Homily for the Thirtieth Sunday in Ordinary Time, Year C.
If you’ve had the chance to grow up with older siblings, you know, as I do, that you can learn a lot from them. Some things they teach you directly, like when they show you how to play a game or help you with your homework. Some things you learn from them indirectly, as you watch them succeed or make mistakes. Some days you want to be exactly like them, some days the exact opposite of them.
Until I was a freshman in high school, I wanted to be exactly like my older brother. Growing up, my older brother was smart, athletic, and driven. From the perspective of an admiring younger brother, he seemed to succeed in everything he did and to have it all together. I felt the need to keep up with him and be involved in the same things he was a part of. If he was going to be good in school, then I was going to be good in school; if he was going to be an Eagle Scout, then I was going to be an Eagle Scout; if he was going to play football, then I was going to play football.
As it turns out, this last thing—football—proved to be the one thing that I couldn’t match him in. I found this out my freshman year of high school when I decided to join the football team, as my brother had done before me, and discovered that I couldn’t stand it. I disliked it so much, in fact, that I did the one thing that you’re not supposed to do: I quit the team. And for the next several months after that, I felt like a total failure. Every time I passed my former teammates in the hall, I looked down in shame. I would sometime even take a different stairwell when I saw them coming, going out of my way to avoid what I felt were looks of disappointment and judgment.
The saving grace of this whole experience, however, was that it cured me once and for all of my mad attempt to be like my brother in every possible way. From that point on, I decided to be myself, even though I often disliked the person I was. Because as bad as it felt to be myself, it was better than trying to be like someone else and completely failing at it. And that was the hardest part for me personally: the fact that I had failed, because I wasn’t used to failing; I was used to succeeding. The hardest part was the humiliation of being a failure—a failure in my own eyes, the eyes of my brother, and the eyes of my peers.
In our gospel today, the tax collector comes before God in a similar state of humiliation. In the eyes of the Pharisee, who looks at him from a distance and with disdain, the tax collector is a failure. He is a cheat and a fraud, and he works for the much-hated Romans. The tax collector is also a failure in his own eyes; He knows that he is a sinner, and a public one at that. He will not even raise his eyes to heaven as he makes his prayer to God. And yet, he is the one who receives saving grace. He is the one who goes home justified. For “the prayer of the lowly pierces the clouds,” as our first reading said.

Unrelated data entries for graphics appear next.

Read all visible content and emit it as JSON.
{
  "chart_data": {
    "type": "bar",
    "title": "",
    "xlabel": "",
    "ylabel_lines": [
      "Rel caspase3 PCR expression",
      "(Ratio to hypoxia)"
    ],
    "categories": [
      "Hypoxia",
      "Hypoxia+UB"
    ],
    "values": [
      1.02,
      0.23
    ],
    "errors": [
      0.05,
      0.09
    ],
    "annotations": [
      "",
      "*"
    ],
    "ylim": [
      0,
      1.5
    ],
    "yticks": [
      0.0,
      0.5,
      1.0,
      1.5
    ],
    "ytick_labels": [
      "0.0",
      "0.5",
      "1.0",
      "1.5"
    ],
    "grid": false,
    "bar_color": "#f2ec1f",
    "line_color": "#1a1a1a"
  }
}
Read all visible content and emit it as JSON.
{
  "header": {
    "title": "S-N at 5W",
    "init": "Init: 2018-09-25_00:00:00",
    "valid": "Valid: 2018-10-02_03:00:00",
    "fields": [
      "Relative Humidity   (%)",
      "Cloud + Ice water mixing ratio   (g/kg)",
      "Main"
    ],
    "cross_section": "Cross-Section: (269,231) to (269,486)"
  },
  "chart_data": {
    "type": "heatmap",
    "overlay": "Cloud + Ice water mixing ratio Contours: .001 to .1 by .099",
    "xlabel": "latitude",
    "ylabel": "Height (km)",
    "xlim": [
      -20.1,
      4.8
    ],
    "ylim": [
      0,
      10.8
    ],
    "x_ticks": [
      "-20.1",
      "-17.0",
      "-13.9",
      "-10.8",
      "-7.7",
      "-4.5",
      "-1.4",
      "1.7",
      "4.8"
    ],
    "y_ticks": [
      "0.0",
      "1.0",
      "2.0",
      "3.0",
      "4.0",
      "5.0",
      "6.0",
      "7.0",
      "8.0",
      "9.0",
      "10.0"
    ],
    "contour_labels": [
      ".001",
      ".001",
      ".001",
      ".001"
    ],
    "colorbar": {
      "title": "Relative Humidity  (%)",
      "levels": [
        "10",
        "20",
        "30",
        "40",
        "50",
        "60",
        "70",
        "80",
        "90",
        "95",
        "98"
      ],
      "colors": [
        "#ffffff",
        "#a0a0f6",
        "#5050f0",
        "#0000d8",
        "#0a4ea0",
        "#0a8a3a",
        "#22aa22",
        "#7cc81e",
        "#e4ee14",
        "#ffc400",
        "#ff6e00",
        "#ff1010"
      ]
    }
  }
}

Like myself as a freshman, or like the tax collector in our gospel, sometimes it’s not until we are humbled that the Lord can lift us up. Sometimes it’s not until we fail publicly that we stop pretending that we’re perfect or trying to be someone that we’re not. Sometimes it’s not until our ship is going down that we’re finally willing to raise the white flag and surrender. In a world that puts so much pressure on us having everything together, and showing no weakness, sometimes the Lord has to do something dramatic to break through the walls of our pride and, like the walls of Jericho, to bring them tumbling down.
Growing up, I used to claim as my own, and try to live by, that famous motto from the Apollo 13 mission, “Failure is not an option.” But the truth is, failure is an option, and sometimes it’s the best and only option that the Lord has to humble us. The alternative is to be like the Pharisee and try to pretend that we have no weaknesses, or at least to be unwilling to acknowledge those weaknesses before God and others. The challenge is to acknowledge the failure, to acknowledge the weakness—to humble ourselves before the Lord, and to allow the Lord to lift us up.
The question is: What is that for us? What is something that we’ve failed at recently? And has the Lord allowed us to fail at it because He is trying to teach us something? Perhaps this was the only way for the Lord to get through to us, to let us fail. I know that’s been true for me in my life, and I’m sure it’s been true in yours.
Something I’d encourage all of us to do this week is to spend some time praying with something we recently failed at. Maybe this will involve asking God for mercy and forgiveness, as it did with the tax collector. Maybe it will involve asking for wisdom and understanding, to see what God was trying to teach us from that experience, like it did my freshman year of high school. Whatever that failure is, let us bring it to the Lord. Let us not deny it or keep it hidden, but bring it to the Light, trusting that the Lord desires to forgive us, heal us, and lift us up. “[F]or whoever exalts himself will be humbled, and the one who humbles himself will be exalted.” Amen.